Unlike this simple workload, the SPC-1 workload generator creates a variety of I/O access patterns found in real production environments. The access patterns include random, sequential, and random walk with hierarchical re-use. These patterns also use real-world read/write ratios, arrival distributions, data locality, and transfer sizes. With this demanding workload defined by the Storage Performance Council, the G1000 delivered 2 million IOPS and with less than 1 ms response time at 100% load.

 

VSAN is a great solution for certain use cases. Hitachi has partnered with VMware to provide an EVO Rail solution, which uses VSAN in a hyper-converged, VMware-powered appliance. It is designed to be cost-optimized, and allows for faster deployment on a simple, scale-out architecture.
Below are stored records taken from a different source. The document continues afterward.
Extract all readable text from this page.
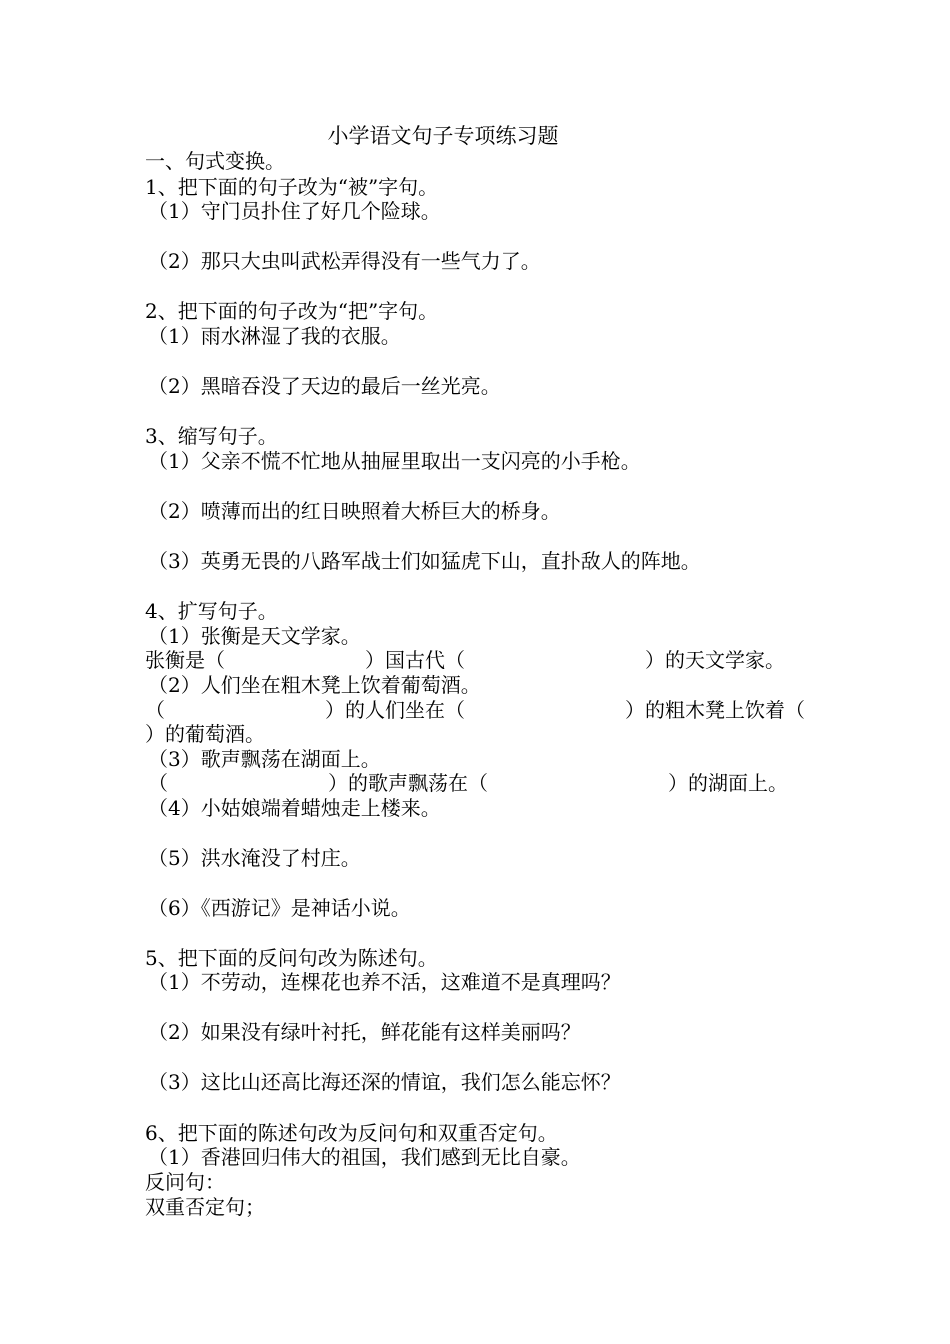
小学语文句子专项练习题
一、句式变换。
1、把下面的句子改为“被”字句。
（1）守门员扑住了好几个险球。
（2）那只大虫叫武松弄得没有一些气力了。
2、把下面的句子改为“把”字句。
（1）雨水淋湿了我的衣服。
（2）黑暗吞没了天边的最后一丝光亮。
3、缩写句子。
（1）父亲不慌不忙地从抽屉里取出一支闪亮的小手枪。
（2）喷薄而出的红日映照着大桥巨大的桥身。
（3）英勇无畏的八路军战士们如猛虎下山，直扑敌人的阵地。
4、扩写句子。
（1）张衡是天文学家。
张衡是（　　　　　　　）国古代（　　　　　　　　　）的天文学家。
（2）人们坐在粗木凳上饮着葡萄酒。
（　　　　　　　　）的人们坐在（　　　　　　　　）的粗木凳上饮着（
）的葡萄酒。
（3）歌声飘荡在湖面上。
（　　　　　　　　）的歌声飘荡在（　　　　　　　　　）的湖面上。
（4）小姑娘端着蜡烛走上楼来。
（5）洪水淹没了村庄。
（6）《西游记》是神话小说。
5、把下面的反问句改为陈述句。
（1）不劳动，连棵花也养不活，这难道不是真理吗？
（2）如果没有绿叶衬托，鲜花能有这样美丽吗？
（3）这比山还高比海还深的情谊，我们怎么能忘怀？
6、把下面的陈述句改为反问句和双重否定句。
（1）香港回归伟大的祖国，我们感到无比自豪。
反问句：
双重否定句；
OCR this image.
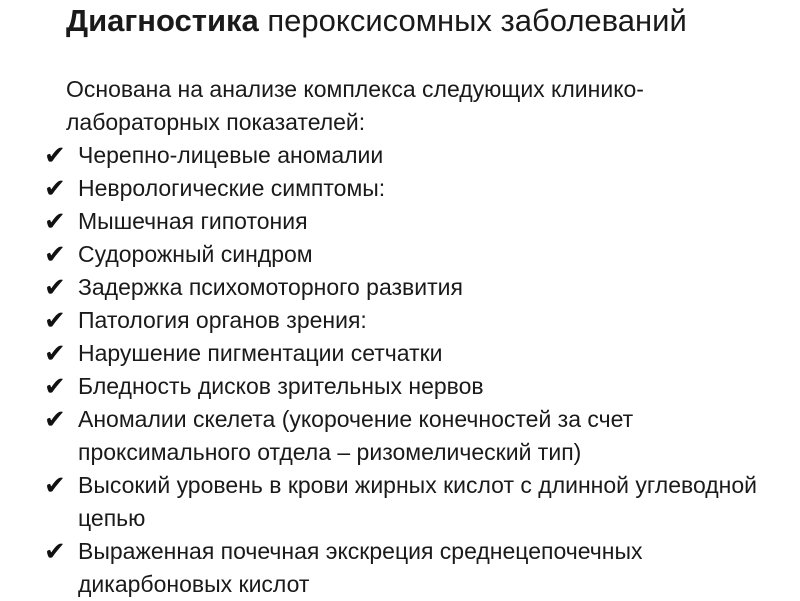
Диагностика пероксисомных заболеваний

Основана на анализе комплекса следующих клинико-лабораторных показателей:

✔ Черепно-лицевые аномалии
✔ Неврологические симптомы:
✔ Мышечная гипотония
✔ Судорожный синдром
✔ Задержка психомоторного развития
✔ Патология органов зрения:
✔ Нарушение пигментации сетчатки
✔ Бледность дисков зрительных нервов
✔ Аномалии скелета (укорочение конечностей за счет проксимального отдела – ризомелический тип)
✔ Высокий уровень в крови жирных кислот с длинной углеводной цепью
✔ Выраженная почечная экскреция среднецепочечных дикарбоновых кислот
In its first release, the Hitachi EVO:RAIL appliance will be in a 2U, 4-node configuration, with up to 16TB of internal storage.

 

CONCLUSION

IOPs alone are not relevant as a measure of performance unless it is measured with a defined workload, and is correlated with response time and cost.  The best way to measure relative performance is with a comparison between products where the configurations are fully disclosed, run against a common work load that represents a real production environment, and the results are certified by a third party. That is what we have with the Storage Performance Council SPC-1 tests. Buyers should require SPC-1 results from their vendors to verify their performance claims.